マクドナルドは、4月下旬にコーヒーを40円値下げして100円にしたそうです。
その効果もあって5月の客数は前月より増えたそうです。
ところが客単価は前月より減り、結果的に売上は前の年を下回りました。
これは、どういうことだと思いますか?
マックにとってコーヒーは付属的なもので、それで売上を期待するものではありません。
だからコーヒーを値下げすることでお客が増えてくれればそれでいいのです。
こんな商品をマーケティングでは「フロントエンド」と呼んでいます。
つまりニンジンのような「エサ」なのです。
ところがそれがエサとしての効果を発揮するためには、お客が増えるだけではダメなのです。
増えたお客に主力の商品を買ってもらわなければならないのです。
そんな商品を「バックエンド」と言います。
そこで勝負するわけですから、そのバックエンドはきちんと利益を出せる値段にしておかなければなりません。

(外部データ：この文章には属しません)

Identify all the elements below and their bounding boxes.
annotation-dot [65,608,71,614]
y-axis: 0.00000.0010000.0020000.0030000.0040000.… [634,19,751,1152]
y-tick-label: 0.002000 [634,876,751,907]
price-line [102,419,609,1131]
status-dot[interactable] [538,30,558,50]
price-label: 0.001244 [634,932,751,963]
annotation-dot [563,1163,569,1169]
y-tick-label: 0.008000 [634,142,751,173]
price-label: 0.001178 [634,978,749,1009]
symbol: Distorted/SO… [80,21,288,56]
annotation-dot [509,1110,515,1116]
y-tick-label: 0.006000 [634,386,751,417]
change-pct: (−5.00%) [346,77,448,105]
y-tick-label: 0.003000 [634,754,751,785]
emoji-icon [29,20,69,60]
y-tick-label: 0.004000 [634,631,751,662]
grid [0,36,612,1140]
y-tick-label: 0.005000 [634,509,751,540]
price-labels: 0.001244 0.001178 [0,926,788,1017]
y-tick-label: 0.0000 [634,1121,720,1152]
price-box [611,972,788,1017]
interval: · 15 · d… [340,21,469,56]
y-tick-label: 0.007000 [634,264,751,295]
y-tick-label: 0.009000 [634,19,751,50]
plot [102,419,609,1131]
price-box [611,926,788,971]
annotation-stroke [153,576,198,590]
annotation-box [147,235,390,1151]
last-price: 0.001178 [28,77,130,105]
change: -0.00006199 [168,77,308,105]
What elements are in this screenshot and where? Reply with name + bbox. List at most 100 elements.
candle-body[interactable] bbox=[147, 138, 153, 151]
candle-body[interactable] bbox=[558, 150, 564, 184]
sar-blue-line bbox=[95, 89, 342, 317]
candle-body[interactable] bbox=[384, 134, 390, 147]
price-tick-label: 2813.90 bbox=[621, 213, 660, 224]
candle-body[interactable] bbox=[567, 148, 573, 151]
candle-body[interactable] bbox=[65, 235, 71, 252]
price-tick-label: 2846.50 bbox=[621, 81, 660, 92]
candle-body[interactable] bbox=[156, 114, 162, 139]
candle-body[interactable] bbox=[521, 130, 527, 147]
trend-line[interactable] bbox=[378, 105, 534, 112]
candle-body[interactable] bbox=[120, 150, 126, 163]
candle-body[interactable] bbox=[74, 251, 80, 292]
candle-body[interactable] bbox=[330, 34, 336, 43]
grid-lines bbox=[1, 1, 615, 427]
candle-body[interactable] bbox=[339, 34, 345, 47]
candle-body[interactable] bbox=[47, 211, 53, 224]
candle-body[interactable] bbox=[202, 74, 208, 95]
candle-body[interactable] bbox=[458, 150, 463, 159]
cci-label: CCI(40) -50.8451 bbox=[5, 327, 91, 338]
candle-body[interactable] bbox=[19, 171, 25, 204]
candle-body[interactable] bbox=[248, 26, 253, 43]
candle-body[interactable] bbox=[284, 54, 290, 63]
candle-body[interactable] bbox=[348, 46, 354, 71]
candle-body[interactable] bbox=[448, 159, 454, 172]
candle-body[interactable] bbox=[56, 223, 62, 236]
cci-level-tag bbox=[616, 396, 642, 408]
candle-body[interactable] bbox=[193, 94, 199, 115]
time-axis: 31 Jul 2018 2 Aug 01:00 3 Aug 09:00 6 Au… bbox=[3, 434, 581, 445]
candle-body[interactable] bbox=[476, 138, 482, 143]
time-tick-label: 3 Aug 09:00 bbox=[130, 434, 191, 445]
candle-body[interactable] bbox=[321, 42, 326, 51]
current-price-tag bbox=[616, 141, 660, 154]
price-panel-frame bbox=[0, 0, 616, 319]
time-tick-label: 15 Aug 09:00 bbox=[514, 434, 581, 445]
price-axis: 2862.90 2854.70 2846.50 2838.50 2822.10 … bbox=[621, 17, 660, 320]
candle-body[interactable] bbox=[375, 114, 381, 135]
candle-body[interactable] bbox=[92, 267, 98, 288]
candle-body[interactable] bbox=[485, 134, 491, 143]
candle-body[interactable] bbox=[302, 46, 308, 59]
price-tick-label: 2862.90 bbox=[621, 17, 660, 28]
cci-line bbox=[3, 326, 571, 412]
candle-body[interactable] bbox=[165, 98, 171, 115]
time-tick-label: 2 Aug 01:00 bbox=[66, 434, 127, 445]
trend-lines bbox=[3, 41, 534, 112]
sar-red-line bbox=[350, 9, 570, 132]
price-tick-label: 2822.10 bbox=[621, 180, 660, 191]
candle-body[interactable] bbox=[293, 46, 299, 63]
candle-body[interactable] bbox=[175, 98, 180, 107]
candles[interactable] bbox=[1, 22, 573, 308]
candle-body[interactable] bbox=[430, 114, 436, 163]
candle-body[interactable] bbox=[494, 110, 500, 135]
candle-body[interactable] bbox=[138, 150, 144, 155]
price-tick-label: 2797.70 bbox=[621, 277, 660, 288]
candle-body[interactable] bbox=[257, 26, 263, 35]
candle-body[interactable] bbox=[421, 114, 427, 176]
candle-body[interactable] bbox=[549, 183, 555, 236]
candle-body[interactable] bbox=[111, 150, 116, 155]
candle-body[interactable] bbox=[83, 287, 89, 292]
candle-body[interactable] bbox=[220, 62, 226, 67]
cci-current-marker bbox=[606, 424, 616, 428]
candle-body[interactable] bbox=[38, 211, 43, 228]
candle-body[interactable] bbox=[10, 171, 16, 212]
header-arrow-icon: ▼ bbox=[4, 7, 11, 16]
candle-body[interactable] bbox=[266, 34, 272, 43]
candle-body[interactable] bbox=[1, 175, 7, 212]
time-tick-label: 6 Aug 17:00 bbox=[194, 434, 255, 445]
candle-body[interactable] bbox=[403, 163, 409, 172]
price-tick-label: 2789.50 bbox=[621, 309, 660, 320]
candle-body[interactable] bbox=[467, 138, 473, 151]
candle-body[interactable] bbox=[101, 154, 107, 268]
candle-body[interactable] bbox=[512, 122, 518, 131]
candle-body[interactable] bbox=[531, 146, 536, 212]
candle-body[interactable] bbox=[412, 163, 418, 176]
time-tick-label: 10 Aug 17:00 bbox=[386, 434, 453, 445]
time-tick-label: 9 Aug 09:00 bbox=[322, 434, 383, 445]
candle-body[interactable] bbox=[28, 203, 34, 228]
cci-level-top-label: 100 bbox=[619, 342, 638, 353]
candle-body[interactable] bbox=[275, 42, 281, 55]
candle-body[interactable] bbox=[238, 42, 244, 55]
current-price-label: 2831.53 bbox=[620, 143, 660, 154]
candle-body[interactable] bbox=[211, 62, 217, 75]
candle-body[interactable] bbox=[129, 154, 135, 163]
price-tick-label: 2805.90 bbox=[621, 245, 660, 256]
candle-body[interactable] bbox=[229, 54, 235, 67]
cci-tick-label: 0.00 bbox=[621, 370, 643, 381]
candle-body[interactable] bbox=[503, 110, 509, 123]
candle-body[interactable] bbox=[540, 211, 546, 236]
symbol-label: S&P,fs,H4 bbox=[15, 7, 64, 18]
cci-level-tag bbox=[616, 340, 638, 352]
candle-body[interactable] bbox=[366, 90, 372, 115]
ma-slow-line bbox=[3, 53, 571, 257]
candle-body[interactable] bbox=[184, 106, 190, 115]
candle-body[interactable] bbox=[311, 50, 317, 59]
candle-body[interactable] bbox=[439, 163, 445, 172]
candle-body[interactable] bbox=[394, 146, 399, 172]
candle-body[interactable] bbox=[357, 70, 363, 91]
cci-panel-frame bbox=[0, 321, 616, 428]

ところがマックは、主力のバリューセットとかポテトコンビまで値下げしたのです。
これでは売上が減るのは当然なのです。
マクドナルドがどうしてそんなことをしたのか分かりません。
でもマックは基本的に値段で釣ろうとしている印象があります。
あなたのお店ではどうですか?
フロントエンドとバックエンドという構造は、どんなビジネスにも大事な考え方です。
あなたのお店はそんな設計をしていますか?
まずは利用しやすいところから入ってもらって、少しずつ関係を作って信頼してもらって、価値のあるサービスを利用していただく。
それに満足していただいて繰り返し利用していただく。
そんな関係ができれば、さらに上級のサービスを利用してもらったり(アップセル)、違うカテゴリーのサービスを使ってもらったり(クロスセル)できます。
この段階に来ると、普段のサロンビジネスとは違う姿になるはずです。
そのときあなたのお店は、それまでの2倍の利益を上げてるかも知れません。